Rep. Paul Ryan, chairman of the House Budget Committee.

( – House Budget Committee Chairman Paul Ryan (R-Wisc.) said that Defense Department budget cuts were on the agenda for House Republicans committed to cutting federal spending over the next two years.

Speaking at the National Press Club on Thursday, Ryan said his approach would be to lower the spending caps – the maximum amount of money a federal agency can spend – and let the Defense Department and the House Appropriations Committee work out how the Department spends that money.

“Yes, the way I personally look at these things is let’s lower the caps and then have them fight underneath the caps,” said Ryan. “You can’t throw $700 billion at a government agency and not expect waste to occur.”

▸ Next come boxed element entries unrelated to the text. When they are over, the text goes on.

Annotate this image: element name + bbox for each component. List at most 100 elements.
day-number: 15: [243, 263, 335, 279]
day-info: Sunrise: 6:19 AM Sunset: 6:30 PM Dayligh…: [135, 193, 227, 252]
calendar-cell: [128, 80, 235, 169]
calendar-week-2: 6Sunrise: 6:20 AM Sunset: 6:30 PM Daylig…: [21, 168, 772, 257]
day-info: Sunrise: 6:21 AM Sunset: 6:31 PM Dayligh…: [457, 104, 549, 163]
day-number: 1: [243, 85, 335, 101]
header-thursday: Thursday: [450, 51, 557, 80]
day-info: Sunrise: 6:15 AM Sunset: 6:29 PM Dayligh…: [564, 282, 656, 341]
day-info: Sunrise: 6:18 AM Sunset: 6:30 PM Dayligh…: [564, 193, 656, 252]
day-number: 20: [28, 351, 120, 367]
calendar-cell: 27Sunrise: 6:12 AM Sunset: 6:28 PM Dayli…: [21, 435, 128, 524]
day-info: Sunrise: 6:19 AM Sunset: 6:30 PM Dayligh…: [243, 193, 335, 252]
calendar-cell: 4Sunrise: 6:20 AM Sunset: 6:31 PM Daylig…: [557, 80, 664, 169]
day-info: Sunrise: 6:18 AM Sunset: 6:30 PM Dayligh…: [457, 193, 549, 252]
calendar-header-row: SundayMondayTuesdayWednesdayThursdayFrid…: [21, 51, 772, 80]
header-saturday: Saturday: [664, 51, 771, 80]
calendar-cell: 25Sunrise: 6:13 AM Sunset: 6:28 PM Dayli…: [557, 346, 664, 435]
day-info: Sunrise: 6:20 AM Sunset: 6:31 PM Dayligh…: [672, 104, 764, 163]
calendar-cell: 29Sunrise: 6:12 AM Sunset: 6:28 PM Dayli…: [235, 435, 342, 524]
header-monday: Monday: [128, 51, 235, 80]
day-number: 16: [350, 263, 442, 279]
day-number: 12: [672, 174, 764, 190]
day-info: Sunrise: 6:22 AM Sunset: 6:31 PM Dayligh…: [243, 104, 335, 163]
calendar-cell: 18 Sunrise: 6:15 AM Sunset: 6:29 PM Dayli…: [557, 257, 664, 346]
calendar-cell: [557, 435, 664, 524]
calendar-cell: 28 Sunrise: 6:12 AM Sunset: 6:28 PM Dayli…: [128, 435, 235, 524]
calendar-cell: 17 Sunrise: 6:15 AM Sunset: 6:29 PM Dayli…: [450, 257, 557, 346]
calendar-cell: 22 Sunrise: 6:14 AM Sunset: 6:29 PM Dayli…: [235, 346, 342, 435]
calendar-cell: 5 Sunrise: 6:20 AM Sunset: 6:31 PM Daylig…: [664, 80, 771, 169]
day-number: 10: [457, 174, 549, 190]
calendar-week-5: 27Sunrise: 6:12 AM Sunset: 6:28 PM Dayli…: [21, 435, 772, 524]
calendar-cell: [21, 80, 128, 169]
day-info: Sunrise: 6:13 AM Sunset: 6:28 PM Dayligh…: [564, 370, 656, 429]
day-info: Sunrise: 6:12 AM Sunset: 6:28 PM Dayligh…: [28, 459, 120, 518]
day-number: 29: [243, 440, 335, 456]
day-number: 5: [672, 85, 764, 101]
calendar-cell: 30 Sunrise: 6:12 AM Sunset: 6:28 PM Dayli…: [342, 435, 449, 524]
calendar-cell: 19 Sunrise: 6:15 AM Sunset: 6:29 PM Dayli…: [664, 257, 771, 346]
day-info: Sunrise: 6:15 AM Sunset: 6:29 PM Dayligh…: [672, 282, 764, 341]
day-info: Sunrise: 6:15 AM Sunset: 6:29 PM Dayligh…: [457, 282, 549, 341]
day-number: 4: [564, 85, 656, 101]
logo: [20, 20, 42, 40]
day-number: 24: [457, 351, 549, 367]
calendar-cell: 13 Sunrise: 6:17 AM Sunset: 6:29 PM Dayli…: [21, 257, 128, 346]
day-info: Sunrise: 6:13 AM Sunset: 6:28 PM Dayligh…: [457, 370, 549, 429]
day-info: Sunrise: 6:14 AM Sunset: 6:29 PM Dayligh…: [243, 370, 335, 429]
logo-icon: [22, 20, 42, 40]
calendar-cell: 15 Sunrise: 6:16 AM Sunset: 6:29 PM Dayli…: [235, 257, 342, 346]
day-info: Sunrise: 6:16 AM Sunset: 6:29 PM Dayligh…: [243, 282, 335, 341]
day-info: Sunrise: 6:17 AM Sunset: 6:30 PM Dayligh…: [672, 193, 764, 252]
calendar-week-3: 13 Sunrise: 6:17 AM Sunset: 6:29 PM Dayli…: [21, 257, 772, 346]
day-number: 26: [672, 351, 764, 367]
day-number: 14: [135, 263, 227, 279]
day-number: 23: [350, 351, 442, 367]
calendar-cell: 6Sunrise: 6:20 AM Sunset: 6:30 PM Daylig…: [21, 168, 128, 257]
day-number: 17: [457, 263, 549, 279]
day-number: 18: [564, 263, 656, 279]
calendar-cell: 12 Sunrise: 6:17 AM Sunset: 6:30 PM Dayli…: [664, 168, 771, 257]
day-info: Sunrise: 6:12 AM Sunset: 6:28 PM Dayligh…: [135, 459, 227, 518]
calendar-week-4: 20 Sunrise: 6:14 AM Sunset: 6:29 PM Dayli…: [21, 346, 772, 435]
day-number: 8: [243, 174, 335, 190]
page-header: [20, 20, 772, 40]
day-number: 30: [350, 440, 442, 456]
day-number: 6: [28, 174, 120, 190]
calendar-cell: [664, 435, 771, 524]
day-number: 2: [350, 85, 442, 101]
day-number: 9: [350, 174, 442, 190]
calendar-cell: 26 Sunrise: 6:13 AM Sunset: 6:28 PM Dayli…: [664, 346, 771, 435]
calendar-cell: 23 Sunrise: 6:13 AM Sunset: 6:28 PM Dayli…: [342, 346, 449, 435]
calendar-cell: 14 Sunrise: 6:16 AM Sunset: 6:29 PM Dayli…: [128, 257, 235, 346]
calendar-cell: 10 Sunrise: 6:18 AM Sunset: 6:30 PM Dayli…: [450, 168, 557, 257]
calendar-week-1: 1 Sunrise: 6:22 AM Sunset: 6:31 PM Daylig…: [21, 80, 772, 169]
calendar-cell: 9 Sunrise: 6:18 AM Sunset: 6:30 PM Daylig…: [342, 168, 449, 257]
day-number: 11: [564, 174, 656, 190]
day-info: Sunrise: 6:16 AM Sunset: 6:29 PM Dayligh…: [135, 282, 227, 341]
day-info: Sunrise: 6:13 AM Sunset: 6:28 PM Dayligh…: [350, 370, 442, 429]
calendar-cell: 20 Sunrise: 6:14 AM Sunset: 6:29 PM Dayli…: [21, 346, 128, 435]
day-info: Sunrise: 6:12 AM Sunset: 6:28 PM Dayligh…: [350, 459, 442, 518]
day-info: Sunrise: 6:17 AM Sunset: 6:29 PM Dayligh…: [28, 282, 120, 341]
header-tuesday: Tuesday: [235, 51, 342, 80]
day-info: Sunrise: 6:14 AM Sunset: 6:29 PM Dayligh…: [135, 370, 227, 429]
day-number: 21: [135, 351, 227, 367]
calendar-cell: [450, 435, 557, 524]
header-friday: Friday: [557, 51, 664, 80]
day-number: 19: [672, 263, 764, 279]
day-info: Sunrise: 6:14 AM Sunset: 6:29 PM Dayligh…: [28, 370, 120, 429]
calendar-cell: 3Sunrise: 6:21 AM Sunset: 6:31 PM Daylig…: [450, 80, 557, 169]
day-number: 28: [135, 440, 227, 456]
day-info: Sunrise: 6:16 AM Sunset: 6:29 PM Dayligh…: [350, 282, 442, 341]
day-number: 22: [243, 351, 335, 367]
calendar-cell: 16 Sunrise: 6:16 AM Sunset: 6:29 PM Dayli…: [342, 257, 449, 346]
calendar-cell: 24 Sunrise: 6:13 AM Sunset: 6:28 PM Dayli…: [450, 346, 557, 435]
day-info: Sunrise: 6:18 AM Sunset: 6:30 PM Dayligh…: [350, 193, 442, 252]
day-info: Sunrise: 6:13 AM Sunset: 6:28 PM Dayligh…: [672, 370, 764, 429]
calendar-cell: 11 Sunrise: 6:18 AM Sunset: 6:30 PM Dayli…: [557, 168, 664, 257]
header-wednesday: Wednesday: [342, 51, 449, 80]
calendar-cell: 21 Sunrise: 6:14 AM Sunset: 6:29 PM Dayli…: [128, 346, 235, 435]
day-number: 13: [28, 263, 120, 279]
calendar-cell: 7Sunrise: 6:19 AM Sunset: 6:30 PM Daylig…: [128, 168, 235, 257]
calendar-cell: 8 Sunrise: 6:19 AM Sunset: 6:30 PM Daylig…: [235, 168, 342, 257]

Ryan said he would reduce the entire amount of money available to the federal government for the coming fiscal years, letting the Appropriations Committee prioritize where it thinks the deepest cuts should occur.

Ryan made clear that defense would remain a priority, saying, “everybody wants a peace dividend budget, but we’re not at peace.”

“I would reduce the entire discretionary [spending] cap,” Ryan said. “Then we prioritize. I don’t try to do the job of the Appropriations Committee. They’re pretty guarded about their jurisdiction.”

“So, the way I look at defense spending is: number one – let me say something that’s probably counter to what you thought I was going to say – everybody wants to have a peace dividend [defense] budget, but we’re not at peace. You can’t have a peace dividend budget when we have two wars going on.

“Number two, there is waste in the Pentagon [and] we have to go after that waste,” he said. “We have to save money in the DOD [Department of Defense] budget.”

Ryan also said that his main goal with defense spending was to eliminate waste in the budget so that Congress didn’t have to continually provide supplemental funding outside of the normal budgeting process.

A ground-based interceptor missile is launched from the Vandenberg Air Force Base in California on December 5, 2008 (Photo: Missile Defense Advocacy Alliance)

That way, Ryan explained, necessary national defense items wouldn’t fall victim to the budgetary ax.

“What I would like to do is go after that waste at the Pentagon, get savings at the Pentagon, and then re-plow that back into defense spending to prevent us from having to do all these supplementals,” he said.

“I would rather see savings occur from within the Pentagon’s budget by cleaning up the books at the Pentagon and then plowing that back into the Pentagon to reduce the need to have these supplementals, which occur outside of the budget and on top,” he said.  “That to me is the better way to go.”